For the past three weeks, Robinhood CEO Vlad Tenev has been largely avoiding the limelight, seeking shelter from critics and angry customers who blamed him for missing the chance to bag quick profits from the GameStop stock surge last month. Tenev will finally break silence on Thursday when he testifies before House lawmakers about Robinhood’s role in the GameStop trading frenzy and its controversial decisions in its aftermath.
Tenev will testify along with Reddit CEO Steve Huffman and Keith Gill, also known as “ ” on Reddit’s WallStreetBets forum, who encouraged investors to pile in on shares of GameStop and several other heavily shorted stocks, before the 56 members of the House Financial Services Committee. Jennifer Schulp, Director of Financial Regulation Studies at Cato Institute, and two hedge fund executives, Citadel’s Kenneth Griffin and Melvin Capital Management’s Gabriel Plotkin, who lost billions of dollars on their short bets on GameStop, will also testify.
The hearing will begin at 12pm and be live-streamed on the House financial committee’s website.
The hearing will provide Tenev an opportunity to clarify Robinhood’s relationship with hedge funds before lawmakers. Robinhood makes money by selling customers’ stock orders to larger trading firms, such as hedge funds, that will actually execute the transactions. That business model prompted some critics to question whether Robinhood’s decision to halt trading of GameStop on January 28 (when GameStop shares were at a record high) was influenced by institutional investors who had short positions in the stock.
“Any allegation that Robinhood acted to help hedge funds or other special interests to the detriment of our customers is absolutely false and market-distorting rhetoric. Our customers are our top priority,” Tenev said in his prepared remarks for the hearing.
In a company blog post last month, Tenev explained that Robinhood had to temporary restrict trading because of a sudden increase in clearinghouse deposit requirements, a capital obligation Robinhood and other clearing brokers need to meet on a daily basis. Robinhood received a request from the Depository Trust and Clearing Corporation (DTCC) the morning of January 28 for a security deposit of $3 billion to back up a surge in trade volume related to GameStop and other stocks. The amount was ten times what it had typically been, Tenev said.
At Thursday’s hearing, Tenev also spoke out against the current SEC rule that requires more than two days for equity transactions to clear. The CEO urges Congress to consider settling trades in real-time to allow investors to make purchases faster.

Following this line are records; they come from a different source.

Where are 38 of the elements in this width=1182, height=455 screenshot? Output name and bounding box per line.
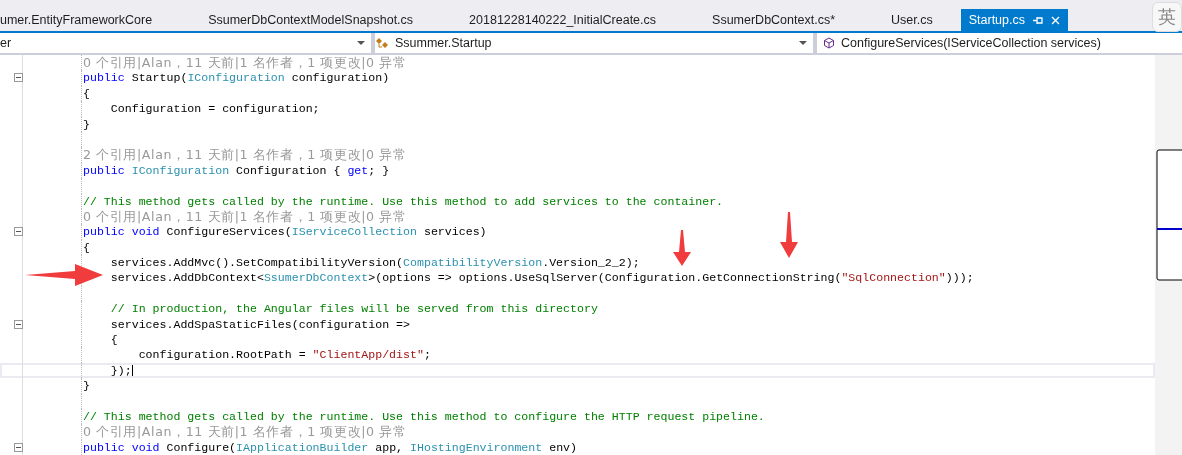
arrow-annotation <box>673 230 691 266</box>
file-tab[interactable]: User.cs <box>863 9 961 31</box>
code-line: { <box>82 85 90 102</box>
collapse-icon[interactable] <box>14 319 23 329</box>
code-line: public void Configure(IApplicationBuilder app, IHostingEnvironment env) <box>82 439 577 455</box>
code-line: public IConfiguration Configuration { get; } <box>82 162 390 179</box>
file-tab[interactable]: umer.EntityFrameworkCore <box>0 9 181 31</box>
navigation-dropdown[interactable]: ConfigureServices(IServiceCollection services) <box>817 33 1182 53</box>
code-line: configuration.RootPath = "ClientApp/dist"; <box>137 347 431 363</box>
caret-icon <box>799 41 807 45</box>
collapse-icon[interactable] <box>14 73 23 83</box>
code-line: public Startup(IConfiguration configuration) <box>82 70 390 86</box>
code-line: { <box>109 332 118 348</box>
code-line: services.AddSpaStaticFiles(configuration => <box>109 316 410 333</box>
code-editor[interactable] <box>0 55 1155 455</box>
code-line: public void ConfigureServices(IServiceCollection services) <box>82 224 487 240</box>
pin-icon[interactable] <box>1033 15 1043 25</box>
code-line: { <box>82 239 90 256</box>
code-line: // This method gets called by the runtime. Use this method to configure the HTTP request pipeline. <box>82 409 765 425</box>
collapse-icon[interactable] <box>14 227 23 237</box>
code-line: services.AddDbContext<SsumerDbContext>(options => options.UseSqlServer(Configuration.GetConnectionString("SqlConnection"))); <box>109 270 974 286</box>
caret-icon <box>357 41 365 45</box>
arrow-annotation <box>780 212 798 258</box>
file-tab[interactable]: 20181228140222_InitialCreate.cs <box>441 9 685 31</box>
file-tab[interactable]: Startup.cs <box>960 9 1068 31</box>
file-tab[interactable]: SsumerDbContext.cs* <box>684 9 863 31</box>
code-line: } <box>82 378 90 394</box>
code-line: // In production, the Angular files will be served from this directory <box>109 301 598 317</box>
code-line: // This method gets called by the runtime. Use this method to add services to the container. <box>82 193 724 209</box>
code-line: }); <box>109 362 133 379</box>
code-line: services.AddMvc().SetCompatibilityVersion(CompatibilityVersion.Version_2_2); <box>109 255 640 271</box>
cube-icon <box>823 37 835 49</box>
file-tab[interactable]: SsumerDbContextModelSnapshot.cs <box>180 9 442 31</box>
code-line: } <box>82 116 90 132</box>
close-icon[interactable] <box>1051 15 1060 25</box>
class-icon <box>375 37 389 49</box>
code-line: Configuration = configuration; <box>109 101 320 117</box>
collapse-icon[interactable] <box>14 442 23 452</box>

“Millions of new investors have entered the market for the first time as technology transforms the world,” he said. “It is time for the financial system to catch up.”
Gill, the star trader on Reddit’s WallStreetBets forum, will answer questions regarding his role in drawing large crowds of amateur investors into the game. On Tuesday, he was hit with a lawsuit accusing him of stock fraud and profiting from “deceitful and manipulative conduct.” He plans to tell lawmakers today that he made a profit on his GameStop investment because he did his homework on the company.
“I did not solicit anyone to buy or sell the stock for my own profit,” he said in his prepared remarks. “I had no information about GameStop except what was public…As an individual investor, I use publicly available information to study the market and the value of specific companies.”
And despite GameStop’s epic fall in the past two weeks (share price is down 80 percent), Gill is still bullish on the company. “GameStop’s stock price may have gotten a bit ahead of itself last month, but I’m as bullish as I’ve ever been on a potential turnaround. In short, I like the stock,” he said.